Damacharla Janardhana Rao (born 20 January 1975) is an Indian Politician and Member of Legislative Assembly, Ongole from Telugu Desam Party, Andhra Pradesh.

==Early life==
He is the grandson of the former Minister, Damacharla Anjaneyulu. He did his schooling and Intermediate in Vignan College at Vadlamudi. He did his BTech in P.E.S from Institute of Technology (PES University) at Bangalore in 1998.

==Political career==

He started his political career in TDP and has elected as Prakasam district TDP Party President in 2010 and from then until present date he is carrying the Party in the District. He expected Kondepi Constituency MLA ticket from TDP in 2009 which was vacant due to death of his grandfather, but the seat was reserved to SC in de limitation therefore he did not contest in 2009 election.

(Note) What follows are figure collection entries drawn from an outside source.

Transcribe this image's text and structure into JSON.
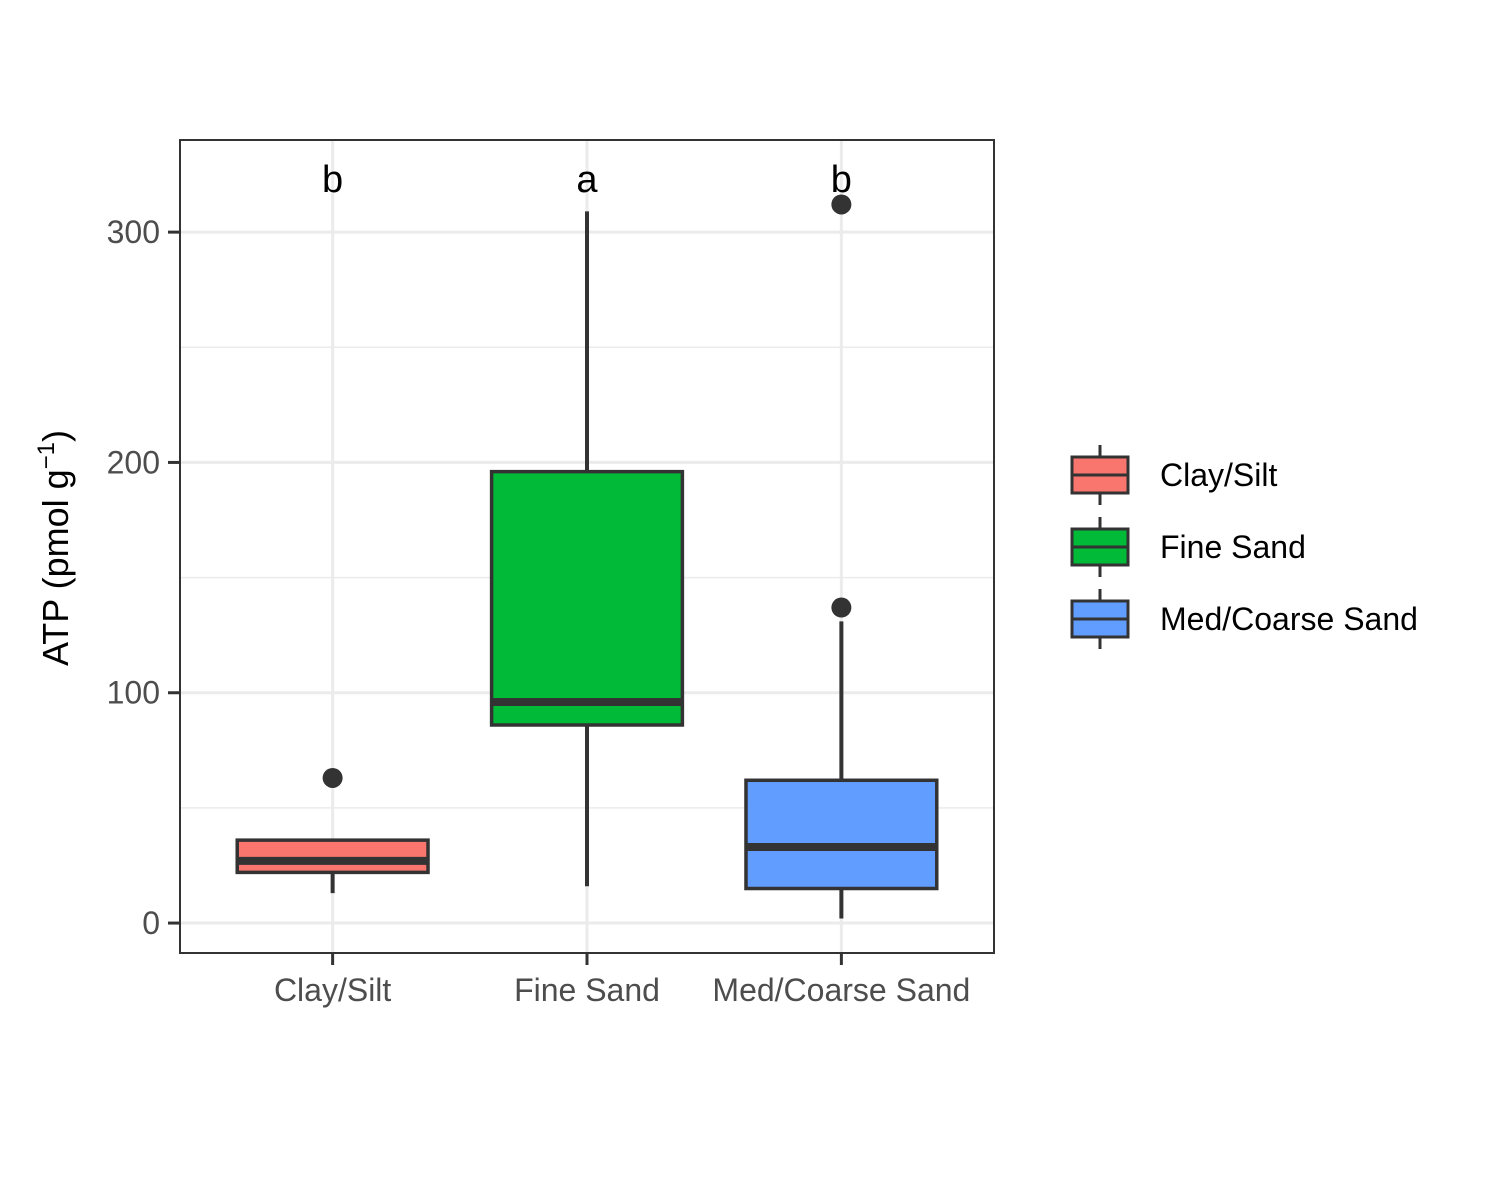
{
  "chart_data": {
    "type": "box",
    "title": "",
    "xlabel": "",
    "ylabel": {
      "main": "ATP (pmol g",
      "superscript": "−1",
      "close": ")"
    },
    "ylim": [
      -13,
      340
    ],
    "yticks": [
      0,
      100,
      200,
      300
    ],
    "grid": true,
    "legend_position": "right",
    "categories": [
      "Clay/Silt",
      "Fine Sand",
      "Med/Coarse Sand"
    ],
    "series": [
      {
        "name": "Clay/Silt",
        "color": "#F8766D",
        "whisker_low": 13,
        "q1": 22,
        "median": 27,
        "q3": 36,
        "whisker_high": 36,
        "outliers": [
          63
        ],
        "letter": "b"
      },
      {
        "name": "Fine Sand",
        "color": "#00BA38",
        "whisker_low": 16,
        "q1": 86,
        "median": 96,
        "q3": 196,
        "whisker_high": 309,
        "outliers": [],
        "letter": "a"
      },
      {
        "name": "Med/Coarse Sand",
        "color": "#619CFF",
        "whisker_low": 2,
        "q1": 15,
        "median": 33,
        "q3": 62,
        "whisker_high": 131,
        "outliers": [
          137,
          312
        ],
        "letter": "b"
      }
    ],
    "legend": [
      "Clay/Silt",
      "Fine Sand",
      "Med/Coarse Sand"
    ]
  }
}
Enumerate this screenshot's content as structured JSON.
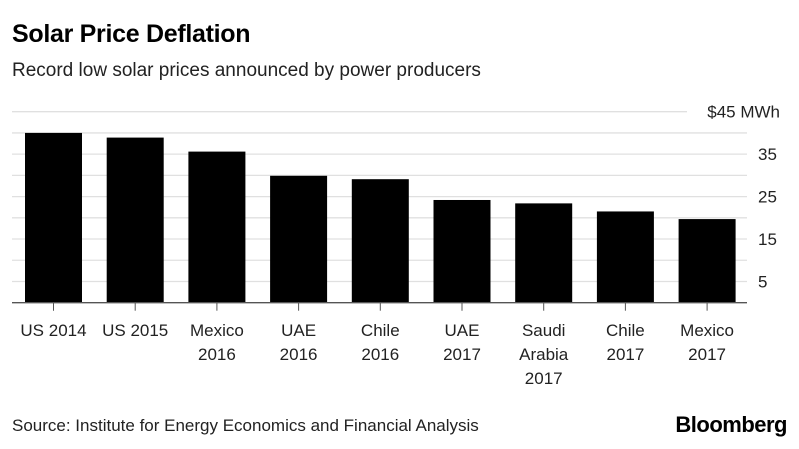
{
  "title": "Solar Price Deflation",
  "subtitle": "Record low solar prices announced by power producers",
  "source": "Source: Institute for Energy Economics and Financial Analysis",
  "logo": "Bloomberg",
  "chart_data": {
    "type": "bar",
    "categories": [
      [
        "US 2014"
      ],
      [
        "US 2015"
      ],
      [
        "Mexico",
        "2016"
      ],
      [
        "UAE",
        "2016"
      ],
      [
        "Chile",
        "2016"
      ],
      [
        "UAE",
        "2017"
      ],
      [
        "Saudi",
        "Arabia",
        "2017"
      ],
      [
        "Chile",
        "2017"
      ],
      [
        "Mexico",
        "2017"
      ]
    ],
    "values": [
      40.0,
      38.9,
      35.6,
      29.9,
      29.1,
      24.2,
      23.4,
      21.5,
      19.7
    ],
    "ylabel": "",
    "ylim": [
      0,
      45
    ],
    "yticks": [
      5,
      15,
      25,
      35,
      45
    ],
    "ytick_labels": [
      "5",
      "15",
      "25",
      "35",
      "$45 MWh"
    ],
    "grid_step": 5,
    "grid": true,
    "bar_color": "#000000",
    "grid_color": "#e0e0e0"
  }
}
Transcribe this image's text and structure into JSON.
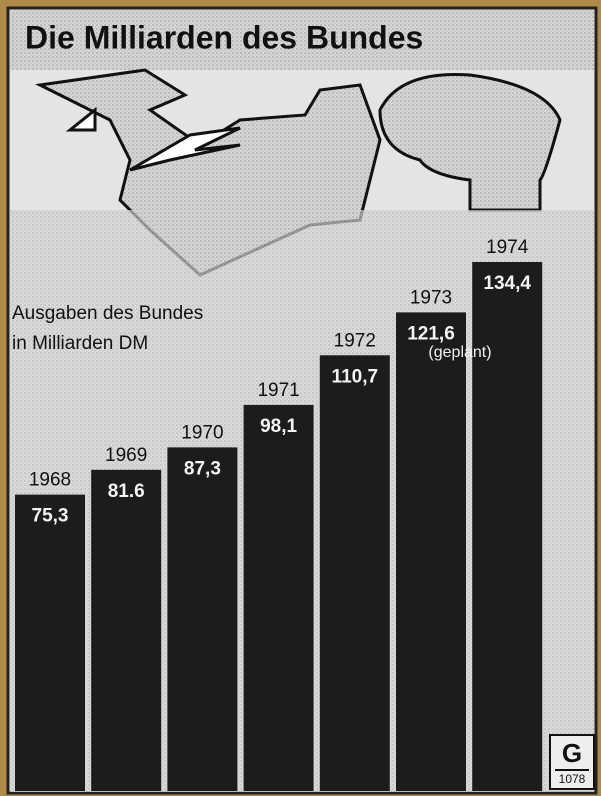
{
  "chart_data": {
    "type": "bar",
    "title": "Die Milliarden des Bundes",
    "subtitle": [
      "Ausgaben des Bundes",
      "in Milliarden DM"
    ],
    "categories": [
      "1968",
      "1969",
      "1970",
      "1971",
      "1972",
      "1973",
      "1974"
    ],
    "values": [
      75.3,
      81.6,
      87.3,
      98.1,
      110.7,
      121.6,
      134.4
    ],
    "value_labels": [
      "75,3",
      "81.6",
      "87,3",
      "98,1",
      "110,7",
      "121,6",
      "134,4"
    ],
    "annotation": "(geplant)",
    "color": "#1c1c1c",
    "logo": {
      "symbol": "G",
      "code": "1078"
    }
  }
}
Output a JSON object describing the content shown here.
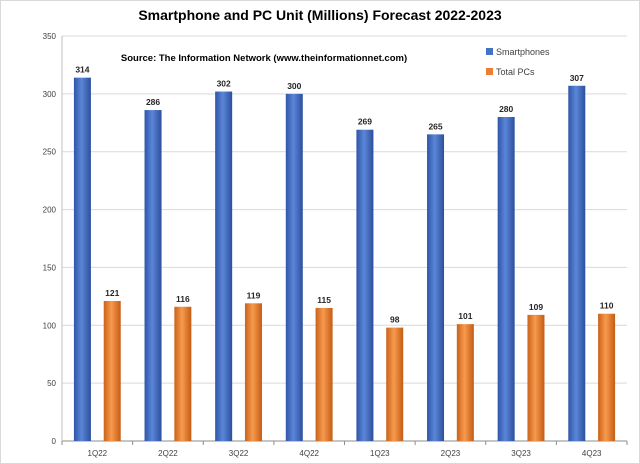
{
  "chart_data": {
    "type": "bar",
    "title": "Smartphone and PC Unit (Millions) Forecast 2022-2023",
    "annotation": "Source: The Information Network (www.theinformationnet.com)",
    "xlabel": "",
    "ylabel": "",
    "categories": [
      "1Q22",
      "2Q22",
      "3Q22",
      "4Q22",
      "1Q23",
      "2Q23",
      "3Q23",
      "4Q23"
    ],
    "series": [
      {
        "name": "Smartphones",
        "values": [
          314,
          286,
          302,
          300,
          269,
          265,
          280,
          307
        ],
        "color": "#4472c4"
      },
      {
        "name": "Total PCs",
        "values": [
          121,
          116,
          119,
          115,
          98,
          101,
          109,
          110
        ],
        "color": "#ed7d31"
      }
    ],
    "ylim": [
      0,
      350
    ],
    "yticks": [
      0,
      50,
      100,
      150,
      200,
      250,
      300,
      350
    ],
    "grid": true,
    "legend_position": "top-right",
    "data_labels": true
  }
}
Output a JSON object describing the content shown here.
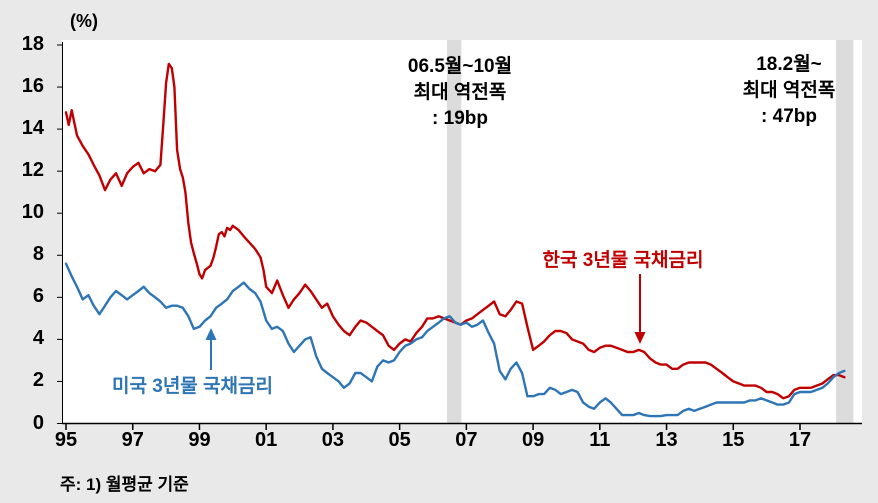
{
  "colors": {
    "korea": "#c00000",
    "us": "#2e75b6",
    "band": "#dcdcdc",
    "axis": "#000000",
    "background": "#e9e9e9",
    "plot_background": "#ffffff"
  },
  "footnote": "주: 1) 월평균 기준",
  "chart_data": {
    "type": "line",
    "title": "",
    "unit_label": "(%)",
    "xlabel": "",
    "ylabel": "",
    "xlim": [
      1995,
      2018.9
    ],
    "ylim": [
      0,
      18
    ],
    "grid": false,
    "legend_position": "inline-labels-with-arrows",
    "y_ticks": [
      0,
      2,
      4,
      6,
      8,
      10,
      12,
      14,
      16,
      18
    ],
    "x_tick_labels": [
      "95",
      "97",
      "99",
      "01",
      "03",
      "05",
      "07",
      "09",
      "11",
      "13",
      "15",
      "17"
    ],
    "x_tick_years": [
      1995,
      1997,
      1999,
      2001,
      2003,
      2005,
      2007,
      2009,
      2011,
      2013,
      2015,
      2017
    ],
    "shaded_bands": [
      {
        "x_start": 2006.42,
        "x_end": 2006.85,
        "label": "2006 yield inversion period"
      },
      {
        "x_start": 2018.08,
        "x_end": 2018.6,
        "label": "2018 yield inversion period"
      }
    ],
    "annotations": [
      {
        "lines": [
          "06.5월~10월",
          "최대 역전폭",
          ": 19bp"
        ]
      },
      {
        "lines": [
          "18.2월~",
          "최대 역전폭",
          ": 47bp"
        ]
      }
    ],
    "series": [
      {
        "name": "한국 3년물 국채금리",
        "color": "#c00000",
        "points": [
          [
            1995.0,
            14.8
          ],
          [
            1995.08,
            14.2
          ],
          [
            1995.17,
            14.9
          ],
          [
            1995.33,
            13.7
          ],
          [
            1995.5,
            13.2
          ],
          [
            1995.67,
            12.8
          ],
          [
            1995.83,
            12.3
          ],
          [
            1996.0,
            11.8
          ],
          [
            1996.17,
            11.1
          ],
          [
            1996.33,
            11.6
          ],
          [
            1996.5,
            11.9
          ],
          [
            1996.67,
            11.3
          ],
          [
            1996.83,
            11.9
          ],
          [
            1997.0,
            12.2
          ],
          [
            1997.17,
            12.4
          ],
          [
            1997.33,
            11.9
          ],
          [
            1997.5,
            12.1
          ],
          [
            1997.67,
            12.0
          ],
          [
            1997.83,
            12.3
          ],
          [
            1997.92,
            14.3
          ],
          [
            1998.0,
            16.2
          ],
          [
            1998.08,
            17.1
          ],
          [
            1998.17,
            16.9
          ],
          [
            1998.25,
            16.0
          ],
          [
            1998.33,
            13.0
          ],
          [
            1998.42,
            12.1
          ],
          [
            1998.5,
            11.7
          ],
          [
            1998.58,
            11.0
          ],
          [
            1998.67,
            9.5
          ],
          [
            1998.75,
            8.6
          ],
          [
            1998.83,
            8.1
          ],
          [
            1998.92,
            7.6
          ],
          [
            1999.0,
            7.1
          ],
          [
            1999.08,
            6.9
          ],
          [
            1999.17,
            7.3
          ],
          [
            1999.33,
            7.5
          ],
          [
            1999.42,
            7.9
          ],
          [
            1999.5,
            8.4
          ],
          [
            1999.58,
            9.0
          ],
          [
            1999.67,
            9.1
          ],
          [
            1999.75,
            8.9
          ],
          [
            1999.83,
            9.3
          ],
          [
            1999.92,
            9.2
          ],
          [
            2000.0,
            9.4
          ],
          [
            2000.17,
            9.2
          ],
          [
            2000.33,
            8.9
          ],
          [
            2000.5,
            8.6
          ],
          [
            2000.67,
            8.3
          ],
          [
            2000.83,
            7.9
          ],
          [
            2000.92,
            7.3
          ],
          [
            2001.0,
            6.5
          ],
          [
            2001.17,
            6.2
          ],
          [
            2001.33,
            6.8
          ],
          [
            2001.5,
            6.1
          ],
          [
            2001.67,
            5.5
          ],
          [
            2001.83,
            5.9
          ],
          [
            2002.0,
            6.2
          ],
          [
            2002.17,
            6.6
          ],
          [
            2002.33,
            6.3
          ],
          [
            2002.5,
            5.9
          ],
          [
            2002.67,
            5.5
          ],
          [
            2002.83,
            5.7
          ],
          [
            2003.0,
            5.1
          ],
          [
            2003.17,
            4.7
          ],
          [
            2003.33,
            4.4
          ],
          [
            2003.5,
            4.2
          ],
          [
            2003.67,
            4.6
          ],
          [
            2003.83,
            4.9
          ],
          [
            2004.0,
            4.8
          ],
          [
            2004.17,
            4.6
          ],
          [
            2004.33,
            4.4
          ],
          [
            2004.5,
            4.2
          ],
          [
            2004.67,
            3.7
          ],
          [
            2004.83,
            3.5
          ],
          [
            2005.0,
            3.8
          ],
          [
            2005.17,
            4.0
          ],
          [
            2005.33,
            3.9
          ],
          [
            2005.5,
            4.3
          ],
          [
            2005.67,
            4.6
          ],
          [
            2005.83,
            5.0
          ],
          [
            2006.0,
            5.0
          ],
          [
            2006.17,
            5.1
          ],
          [
            2006.33,
            5.0
          ],
          [
            2006.5,
            4.9
          ],
          [
            2006.67,
            4.8
          ],
          [
            2006.83,
            4.7
          ],
          [
            2007.0,
            4.9
          ],
          [
            2007.17,
            5.0
          ],
          [
            2007.33,
            5.2
          ],
          [
            2007.5,
            5.4
          ],
          [
            2007.67,
            5.6
          ],
          [
            2007.83,
            5.8
          ],
          [
            2008.0,
            5.2
          ],
          [
            2008.17,
            5.1
          ],
          [
            2008.33,
            5.4
          ],
          [
            2008.5,
            5.8
          ],
          [
            2008.67,
            5.7
          ],
          [
            2008.83,
            4.6
          ],
          [
            2009.0,
            3.5
          ],
          [
            2009.17,
            3.7
          ],
          [
            2009.33,
            3.9
          ],
          [
            2009.5,
            4.2
          ],
          [
            2009.67,
            4.4
          ],
          [
            2009.83,
            4.4
          ],
          [
            2010.0,
            4.3
          ],
          [
            2010.17,
            4.0
          ],
          [
            2010.33,
            3.9
          ],
          [
            2010.5,
            3.8
          ],
          [
            2010.67,
            3.5
          ],
          [
            2010.83,
            3.4
          ],
          [
            2011.0,
            3.6
          ],
          [
            2011.17,
            3.7
          ],
          [
            2011.33,
            3.7
          ],
          [
            2011.5,
            3.6
          ],
          [
            2011.67,
            3.5
          ],
          [
            2011.83,
            3.4
          ],
          [
            2012.0,
            3.4
          ],
          [
            2012.17,
            3.5
          ],
          [
            2012.33,
            3.4
          ],
          [
            2012.5,
            3.1
          ],
          [
            2012.67,
            2.9
          ],
          [
            2012.83,
            2.8
          ],
          [
            2013.0,
            2.8
          ],
          [
            2013.17,
            2.6
          ],
          [
            2013.33,
            2.6
          ],
          [
            2013.5,
            2.8
          ],
          [
            2013.67,
            2.9
          ],
          [
            2013.83,
            2.9
          ],
          [
            2014.0,
            2.9
          ],
          [
            2014.17,
            2.9
          ],
          [
            2014.33,
            2.8
          ],
          [
            2014.5,
            2.6
          ],
          [
            2014.67,
            2.4
          ],
          [
            2014.83,
            2.2
          ],
          [
            2015.0,
            2.0
          ],
          [
            2015.17,
            1.9
          ],
          [
            2015.33,
            1.8
          ],
          [
            2015.5,
            1.8
          ],
          [
            2015.67,
            1.8
          ],
          [
            2015.83,
            1.7
          ],
          [
            2016.0,
            1.5
          ],
          [
            2016.17,
            1.5
          ],
          [
            2016.33,
            1.4
          ],
          [
            2016.5,
            1.2
          ],
          [
            2016.67,
            1.3
          ],
          [
            2016.83,
            1.6
          ],
          [
            2017.0,
            1.7
          ],
          [
            2017.17,
            1.7
          ],
          [
            2017.33,
            1.7
          ],
          [
            2017.5,
            1.8
          ],
          [
            2017.67,
            1.9
          ],
          [
            2017.83,
            2.1
          ],
          [
            2018.0,
            2.3
          ],
          [
            2018.17,
            2.3
          ],
          [
            2018.33,
            2.2
          ]
        ]
      },
      {
        "name": "미국 3년물 국채금리",
        "color": "#2e75b6",
        "points": [
          [
            1995.0,
            7.6
          ],
          [
            1995.17,
            7.0
          ],
          [
            1995.33,
            6.5
          ],
          [
            1995.5,
            5.9
          ],
          [
            1995.67,
            6.1
          ],
          [
            1995.83,
            5.6
          ],
          [
            1996.0,
            5.2
          ],
          [
            1996.17,
            5.6
          ],
          [
            1996.33,
            6.0
          ],
          [
            1996.5,
            6.3
          ],
          [
            1996.67,
            6.1
          ],
          [
            1996.83,
            5.9
          ],
          [
            1997.0,
            6.1
          ],
          [
            1997.17,
            6.3
          ],
          [
            1997.33,
            6.5
          ],
          [
            1997.5,
            6.2
          ],
          [
            1997.67,
            6.0
          ],
          [
            1997.83,
            5.8
          ],
          [
            1998.0,
            5.5
          ],
          [
            1998.17,
            5.6
          ],
          [
            1998.33,
            5.6
          ],
          [
            1998.5,
            5.5
          ],
          [
            1998.67,
            5.1
          ],
          [
            1998.83,
            4.5
          ],
          [
            1999.0,
            4.6
          ],
          [
            1999.17,
            4.9
          ],
          [
            1999.33,
            5.1
          ],
          [
            1999.5,
            5.5
          ],
          [
            1999.67,
            5.7
          ],
          [
            1999.83,
            5.9
          ],
          [
            2000.0,
            6.3
          ],
          [
            2000.17,
            6.5
          ],
          [
            2000.33,
            6.7
          ],
          [
            2000.5,
            6.4
          ],
          [
            2000.67,
            6.2
          ],
          [
            2000.83,
            5.8
          ],
          [
            2001.0,
            4.9
          ],
          [
            2001.17,
            4.5
          ],
          [
            2001.33,
            4.6
          ],
          [
            2001.5,
            4.4
          ],
          [
            2001.67,
            3.8
          ],
          [
            2001.83,
            3.4
          ],
          [
            2002.0,
            3.7
          ],
          [
            2002.17,
            4.0
          ],
          [
            2002.33,
            4.1
          ],
          [
            2002.5,
            3.2
          ],
          [
            2002.67,
            2.6
          ],
          [
            2002.83,
            2.4
          ],
          [
            2003.0,
            2.2
          ],
          [
            2003.17,
            2.0
          ],
          [
            2003.33,
            1.7
          ],
          [
            2003.5,
            1.9
          ],
          [
            2003.67,
            2.4
          ],
          [
            2003.83,
            2.4
          ],
          [
            2004.0,
            2.2
          ],
          [
            2004.17,
            2.0
          ],
          [
            2004.33,
            2.7
          ],
          [
            2004.5,
            3.0
          ],
          [
            2004.67,
            2.9
          ],
          [
            2004.83,
            3.0
          ],
          [
            2005.0,
            3.4
          ],
          [
            2005.17,
            3.7
          ],
          [
            2005.33,
            3.8
          ],
          [
            2005.5,
            4.0
          ],
          [
            2005.67,
            4.1
          ],
          [
            2005.83,
            4.4
          ],
          [
            2006.0,
            4.6
          ],
          [
            2006.17,
            4.8
          ],
          [
            2006.33,
            5.0
          ],
          [
            2006.5,
            5.1
          ],
          [
            2006.67,
            4.8
          ],
          [
            2006.83,
            4.7
          ],
          [
            2007.0,
            4.8
          ],
          [
            2007.17,
            4.6
          ],
          [
            2007.33,
            4.7
          ],
          [
            2007.5,
            4.9
          ],
          [
            2007.67,
            4.3
          ],
          [
            2007.83,
            3.8
          ],
          [
            2008.0,
            2.5
          ],
          [
            2008.17,
            2.1
          ],
          [
            2008.33,
            2.6
          ],
          [
            2008.5,
            2.9
          ],
          [
            2008.67,
            2.4
          ],
          [
            2008.83,
            1.3
          ],
          [
            2009.0,
            1.3
          ],
          [
            2009.17,
            1.4
          ],
          [
            2009.33,
            1.4
          ],
          [
            2009.5,
            1.7
          ],
          [
            2009.67,
            1.6
          ],
          [
            2009.83,
            1.4
          ],
          [
            2010.0,
            1.5
          ],
          [
            2010.17,
            1.6
          ],
          [
            2010.33,
            1.5
          ],
          [
            2010.5,
            1.0
          ],
          [
            2010.67,
            0.8
          ],
          [
            2010.83,
            0.7
          ],
          [
            2011.0,
            1.0
          ],
          [
            2011.17,
            1.2
          ],
          [
            2011.33,
            1.0
          ],
          [
            2011.5,
            0.7
          ],
          [
            2011.67,
            0.4
          ],
          [
            2011.83,
            0.4
          ],
          [
            2012.0,
            0.4
          ],
          [
            2012.17,
            0.5
          ],
          [
            2012.33,
            0.4
          ],
          [
            2012.5,
            0.35
          ],
          [
            2012.67,
            0.35
          ],
          [
            2012.83,
            0.35
          ],
          [
            2013.0,
            0.4
          ],
          [
            2013.17,
            0.4
          ],
          [
            2013.33,
            0.4
          ],
          [
            2013.5,
            0.6
          ],
          [
            2013.67,
            0.7
          ],
          [
            2013.83,
            0.6
          ],
          [
            2014.0,
            0.7
          ],
          [
            2014.17,
            0.8
          ],
          [
            2014.33,
            0.9
          ],
          [
            2014.5,
            1.0
          ],
          [
            2014.67,
            1.0
          ],
          [
            2014.83,
            1.0
          ],
          [
            2015.0,
            1.0
          ],
          [
            2015.17,
            1.0
          ],
          [
            2015.33,
            1.0
          ],
          [
            2015.5,
            1.1
          ],
          [
            2015.67,
            1.1
          ],
          [
            2015.83,
            1.2
          ],
          [
            2016.0,
            1.1
          ],
          [
            2016.17,
            1.0
          ],
          [
            2016.33,
            0.9
          ],
          [
            2016.5,
            0.9
          ],
          [
            2016.67,
            1.0
          ],
          [
            2016.83,
            1.4
          ],
          [
            2017.0,
            1.5
          ],
          [
            2017.17,
            1.5
          ],
          [
            2017.33,
            1.5
          ],
          [
            2017.5,
            1.6
          ],
          [
            2017.67,
            1.7
          ],
          [
            2017.83,
            1.9
          ],
          [
            2018.0,
            2.2
          ],
          [
            2018.17,
            2.4
          ],
          [
            2018.33,
            2.5
          ]
        ]
      }
    ]
  }
}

He contested from Ongole By election in 2012 and lost against Balineni Srinivasa Reddy later in 2014 Andhra Pradesh Legislative Assembly election he won from the same Ongole Assembly Constituency against Balineni Srinivasa Reddy with a good majority of 12,428 votes. After that in the 2019 he was defeated by his arch-rival Balineni Srinivasa Reddy. In the 2024 Andhra Pradesh Legislative Assembly elections, Damacharla Janardhana Rao again won as MLA, Ongole against Balineni Srinivasa Reddy with a majority of 34026 votes.